LOS SOFISMAS DE LOS EMPRESARIOS DEL AZÚCAR. EL GRUPO ARDILA LULLE, ENTRE LOS SANCIONADOS

Violan los derechos de los trabajadores mientras obtienen billonarias ganancias con el monocultivo de la caña aplicando prácticas ilícitas

UN TRABAJO MUY DURO Y MUY MAL REMUNERADO

UN TRABAJO MUY DURO Y MUY MAL REMUNERADO

Por: Luis Alfonso Mena Sepúlveda (Las 2 Orillas)

Los empresarios de los ingenios azucareros de Colombia, entre ellos el industrial santandereano Carlos Ardila Lulle, dueño de los ingenios Incauca y Providencia, se rasgan las vestiduras por la sanción que les impuso la Superintendencia de Industria y Comercio, SIC, al detectarlos inmersos en el denominado “Cartel del Azúcar”, y amenazan ahora con despidos masivos de trabajadores.

Lo anterior, a pesar de que nunca se han preocupado por los corteros y proletarios de la caña, tercerizados, explotados sin misericordia y a quienes pagan salarios de hambre por uno de los trabajos más duros en el campo laboral.

Además, el empresariado del azúcar tampoco se detiene en la elevación de los precios del producto en el mercado interno, con los que perjudica la canasta básica de los colombianos.

La sanción, contenida en la Resolución No. 80847 del 7 de octubre último, abarca a doce ingenios, (entre ellos los dos del grupo de Carlos Ardila Lulle), a dos comercializadoras, a la Asociación de Cultivadores de Caña, Asocaña, y a catorce personas naturales, “por haber incurrido en la conducta de acuerdos anticorporativos, o cartelización empresarial para obstruir de manera concertada, coordinada  y continuada las importaciones de azúcar hacia Colombia desde países como Bolivia, Guatemala, El Salvador y Costa Rica”.

A TRAVÉS DE LA MECANIZACIÓN, LOS INGENIOS HAN VENIDO REDUCIENDO LAS FUENTES DE EMPLEO

A TRAVÉS DE LA MECANIZACIÓN, LOS INGENIOS HAN VENIDO REDUCIENDO LAS FUENTES DE EMPLEO

Según la resolución, la concertación estaba destinada, entre otras razones, a “bloquear importaciones de azúcar a Colombia en general, para evitar que aumentara la oferta y disminuyera el precio interno que pagan los consumidores y la industria”.

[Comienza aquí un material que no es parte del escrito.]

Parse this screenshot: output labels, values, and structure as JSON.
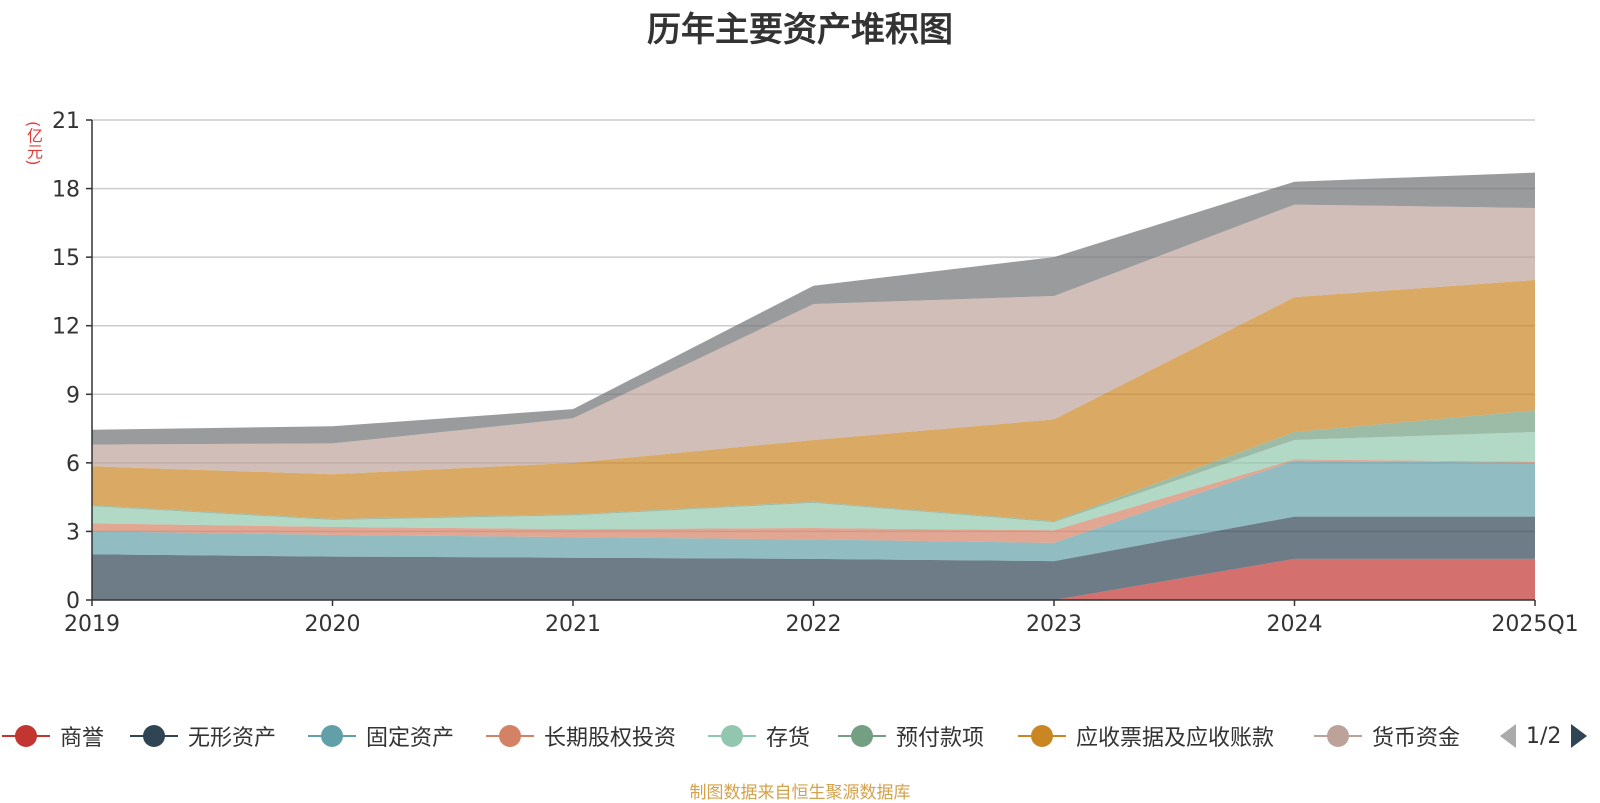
{
  "title": "历年主要资产堆积图",
  "unit_label": "(亿元)",
  "source": "制图数据来自恒生聚源数据库",
  "pager": {
    "text": "1/2"
  },
  "chart_data": {
    "type": "area",
    "stacked": true,
    "title": "历年主要资产堆积图",
    "ylabel": "(亿元)",
    "ylim": [
      0,
      21
    ],
    "yticks": [
      0,
      3,
      6,
      9,
      12,
      15,
      18,
      21
    ],
    "grid": true,
    "legend_position": "bottom",
    "categories": [
      "2019",
      "2020",
      "2021",
      "2022",
      "2023",
      "2024",
      "2025Q1"
    ],
    "series": [
      {
        "name": "商誉",
        "color": "#c23531",
        "values": [
          0,
          0,
          0,
          0,
          0,
          1.8,
          1.8
        ]
      },
      {
        "name": "无形资产",
        "color": "#2f4554",
        "values": [
          2.0,
          1.9,
          1.85,
          1.8,
          1.7,
          1.85,
          1.85
        ]
      },
      {
        "name": "固定资产",
        "color": "#61a0a8",
        "values": [
          1.0,
          0.95,
          0.9,
          0.85,
          0.8,
          2.45,
          2.35
        ]
      },
      {
        "name": "长期股权投资",
        "color": "#d48265",
        "values": [
          0.35,
          0.35,
          0.35,
          0.5,
          0.55,
          0.05,
          0.05
        ]
      },
      {
        "name": "存货",
        "color": "#91c7ae",
        "values": [
          0.75,
          0.3,
          0.6,
          1.1,
          0.35,
          0.85,
          1.3
        ]
      },
      {
        "name": "预付款项",
        "color": "#749f83",
        "values": [
          0.05,
          0.05,
          0.05,
          0.05,
          0.05,
          0.35,
          0.95
        ]
      },
      {
        "name": "应收票据及应收账款",
        "color": "#ca8622",
        "values": [
          1.7,
          1.95,
          2.25,
          2.7,
          4.45,
          5.9,
          5.7
        ]
      },
      {
        "name": "货币资金",
        "color": "#bda29a",
        "values": [
          0.95,
          1.35,
          1.95,
          5.95,
          5.4,
          4.05,
          3.15
        ]
      },
      {
        "name": "",
        "color": "#6e7074",
        "values": [
          0.65,
          0.75,
          0.4,
          0.8,
          1.7,
          1.0,
          1.55
        ]
      }
    ]
  }
}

En respuesta a la sanción, que es en total de 324 mil millones de pesos, los empresarios y sus defensores han dicho que ella redundará en la cancelación de numerosos puestos de trabajo, que calculan en 188 mil, aunque, según cifras del Departamento Administrativo Nacional de Estadísticas, Dane, los empleos directos solo llegan a siete mil, y datos en poder de organizaciones sindicales señalan que son únicamente tres mil.

Se trata de una nueva treta, de aquellas a las que siempre recurre la clase empresarial del  azúcar, pues, como lo afirma Omar Romero, dirigente de la Central Unitaria de Trabajadores, hoy tal generación de empleo por parte de los cañicultores es un sofisma.

“En la práctica hay una política de mecanizar el corte de caña”, dice Romero, y agrega: “No olvidemos que cuando se realizó el primer paro en el año 2005 había 28.000 corteros. Para el paro del año 2008 quedaban 18.000, y en el año 2014 no había más de 5.000 corteros, producto de la mecanización”.

Según Romero, la mecanización está programada por los empresarios del azúcar hasta 2018, lo cual indica que la disminución de más puestos de trabajo ya estaba planificada de antemano y seguirá su marcha en los próximos tres años.

Además de ahorrar dinero en el pago de corteros, los propietarios de los ingenios sancionados, apoyados en la legislación laboral y comercial colombiana, contratan a través de terceros, con lo que le hacen el quite a las responsabilidades sociales.